What Is an Effects Test?
The effects test is a method used to assess the discriminatory impact of credit policies. The statutory basis is the Equal Credit Opportunity Act (ECOA), which prohibits credit denials on the basis of race, color, religion, national origin, sex marital status or age.
Understanding the Effects Test
The effects test is based on a legal theory called “disparate impact,” which proposes that discrimination can occur without a company or individual overtly exhibiting bias against a protected class. Rather, discrimination can be attributed to a wide range of socioeconomic and cultural factors that have the effect of creating hurdles for some borrowers. Disparate impact was first outlined in the Fair Housing Act, which is Title VII of the Civil Rights Act of 1968.
During the Civil Rights era, the disparate impact was noted in the widespread practice of redlining, in which banks denied mortgages within certain neighborhoods around which they had drawn “red lines” on a map. While the banks could claim their decisions were based on business concerns about the viability of loans in those neighborhoods, in practice, the policies were largely implemented in African-American neighborhoods and thus were discriminatory.
Controversy Around the Effects Test
To counteract these less overt forms of discrimination, effects tests assume that demographic and statistical information can be used to demonstrate discriminatory practices. Effects tests are controversial, however, because demographic information is not entirely empirical and can itself be manipulated to produce desired outcomes. Moreover, some credit and hiring practices found to be statistically discriminatory could be justified in some circumstances. For example, the Supreme Court has ruled that companies have the right to screen potential employees for criminal records even though a larger percentage of African-American men have criminal records.
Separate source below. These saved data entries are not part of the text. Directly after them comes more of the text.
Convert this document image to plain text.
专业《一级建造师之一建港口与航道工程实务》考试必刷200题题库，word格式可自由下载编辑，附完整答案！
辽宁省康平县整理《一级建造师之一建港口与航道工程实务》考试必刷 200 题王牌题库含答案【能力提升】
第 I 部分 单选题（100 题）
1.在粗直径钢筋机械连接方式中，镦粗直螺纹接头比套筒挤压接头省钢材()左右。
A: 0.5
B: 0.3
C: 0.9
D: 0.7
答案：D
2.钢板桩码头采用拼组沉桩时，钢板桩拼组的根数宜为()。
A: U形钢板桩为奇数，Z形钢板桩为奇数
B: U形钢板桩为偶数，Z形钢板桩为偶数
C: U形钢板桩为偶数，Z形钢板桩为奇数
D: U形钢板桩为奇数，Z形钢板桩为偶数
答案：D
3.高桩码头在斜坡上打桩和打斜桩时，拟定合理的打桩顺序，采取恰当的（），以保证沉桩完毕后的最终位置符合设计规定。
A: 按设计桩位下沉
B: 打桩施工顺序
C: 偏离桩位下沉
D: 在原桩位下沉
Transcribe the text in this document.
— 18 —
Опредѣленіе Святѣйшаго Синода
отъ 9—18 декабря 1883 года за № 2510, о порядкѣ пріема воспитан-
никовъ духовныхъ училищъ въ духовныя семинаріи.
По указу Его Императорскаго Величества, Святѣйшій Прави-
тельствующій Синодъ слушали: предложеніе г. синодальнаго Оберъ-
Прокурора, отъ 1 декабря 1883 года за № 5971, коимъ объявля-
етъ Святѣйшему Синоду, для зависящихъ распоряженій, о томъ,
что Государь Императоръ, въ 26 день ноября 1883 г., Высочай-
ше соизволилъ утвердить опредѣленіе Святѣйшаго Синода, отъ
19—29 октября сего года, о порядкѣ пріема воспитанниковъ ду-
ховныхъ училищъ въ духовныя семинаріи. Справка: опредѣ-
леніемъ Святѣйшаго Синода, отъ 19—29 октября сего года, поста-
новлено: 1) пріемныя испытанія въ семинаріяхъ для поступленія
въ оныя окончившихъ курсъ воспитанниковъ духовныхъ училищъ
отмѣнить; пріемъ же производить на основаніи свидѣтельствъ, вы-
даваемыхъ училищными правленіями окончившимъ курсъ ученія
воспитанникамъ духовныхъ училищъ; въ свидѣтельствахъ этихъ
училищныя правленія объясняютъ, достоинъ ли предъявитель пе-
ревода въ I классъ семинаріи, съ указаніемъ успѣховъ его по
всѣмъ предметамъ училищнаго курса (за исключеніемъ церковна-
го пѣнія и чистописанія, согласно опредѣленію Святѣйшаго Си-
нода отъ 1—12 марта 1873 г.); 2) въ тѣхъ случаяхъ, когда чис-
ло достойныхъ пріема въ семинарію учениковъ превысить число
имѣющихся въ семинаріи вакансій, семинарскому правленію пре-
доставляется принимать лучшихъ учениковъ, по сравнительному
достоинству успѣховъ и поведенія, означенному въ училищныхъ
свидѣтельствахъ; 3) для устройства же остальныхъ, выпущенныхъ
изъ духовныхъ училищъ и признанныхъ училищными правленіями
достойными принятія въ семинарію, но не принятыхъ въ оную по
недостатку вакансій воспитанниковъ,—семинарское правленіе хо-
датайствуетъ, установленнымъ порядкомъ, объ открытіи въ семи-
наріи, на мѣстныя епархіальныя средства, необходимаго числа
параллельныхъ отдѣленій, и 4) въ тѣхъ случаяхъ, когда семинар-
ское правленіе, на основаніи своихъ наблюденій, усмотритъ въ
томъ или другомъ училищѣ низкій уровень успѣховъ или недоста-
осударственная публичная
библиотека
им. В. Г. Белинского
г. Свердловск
The Supreme Court has also narrowed disparate impact claims, giving banks the right to base the effect test on borrowers who are similarly situated. That is, they must be in similar markets, have applied for similar credit products and be of similar credit worthiness. Banks can also defend themselves by citing a legitimate business justification. Finally, any remedy to the discrimination must be equally effective as the statistically discriminatory method with a legitimate business justification. And to be found in violation of discrimination laws, the bank must have known about the other business method previously, yet still chosen not to use it.